In their pilot study, Maras and her colleagues ran a 10-week program involving local middle school girls and their families. Once a week, girls between 12 and 15 participated in a 70-minute session involving interactive discussions, role-playing, journaling, and goal setting. Caregivers also learned once a week how to improve their communication skills and make better use of disciplinary actions.
At the end of the program, relatives and school officials reported relational aggression levels had been significantly reduced. “This study represents a first step in helping school personnel meet the intervention needs of a diverse group of relationally aggressive girls,” Maras said.

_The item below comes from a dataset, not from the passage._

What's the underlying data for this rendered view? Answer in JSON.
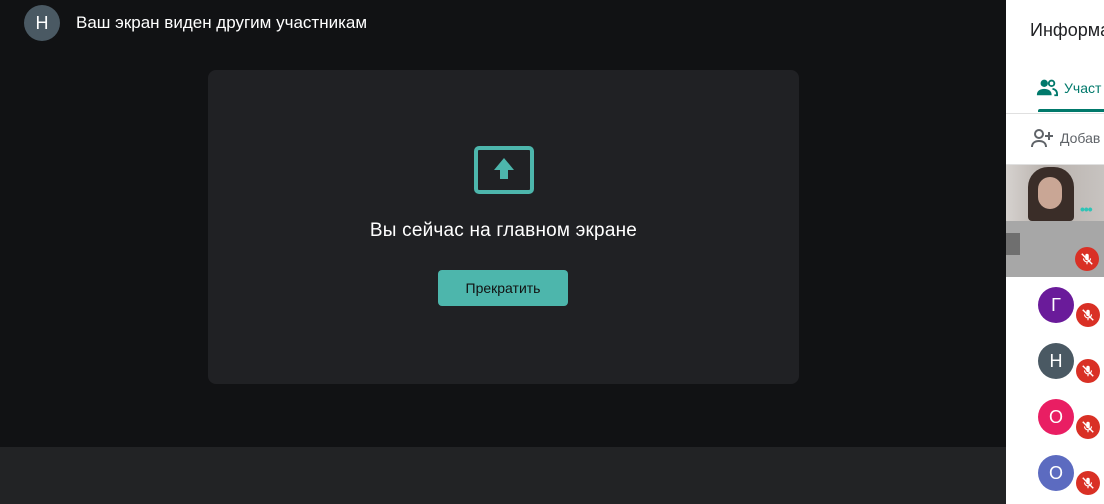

Relational aggression is different from normal aggression. In most cases where bullying is involved, the bully will target a victim directly. This can be through verbal abuse, like taunting and name-calling, or through more physical forms, such as pushing, punching, or hair pulling. Relational aggression is indirect. Like the eponymous characters in the 2004 film Mean Girls, people with relational aggression will go after the victims’ social networks, spreading hurtful rumors and damaging their social status.
A precarious mix of hormones causes movies like Mean Girls to resonate so much with audiences because middle and high school are the first times teenagers must confront their status in relation to other people. Too often, unfortunately, emotions and miscommunication get in the way. MU researchers wanted to break these mindsets — to show pre-teen and teen girls that resolving personal conflict doesn’t depend on cutting down someone else. Misunderstandings are rampant.
To senior author and assistant professor in the Department of Health Psychology Connie Brooks, most important are the rules and regulations set by family members and school officials. The more the team’s intervention strategies can play out in the real-world school environment, the more likely students will be to handle conflict with maturity.
“Good outcomes can happen when priorities are set by schools and families to prevent and eliminate relational aggression,” Brooks said. “This study was an attempt to address this social problem in a meaningful way by testing an intervention to reduce relational aggression among teen girls.”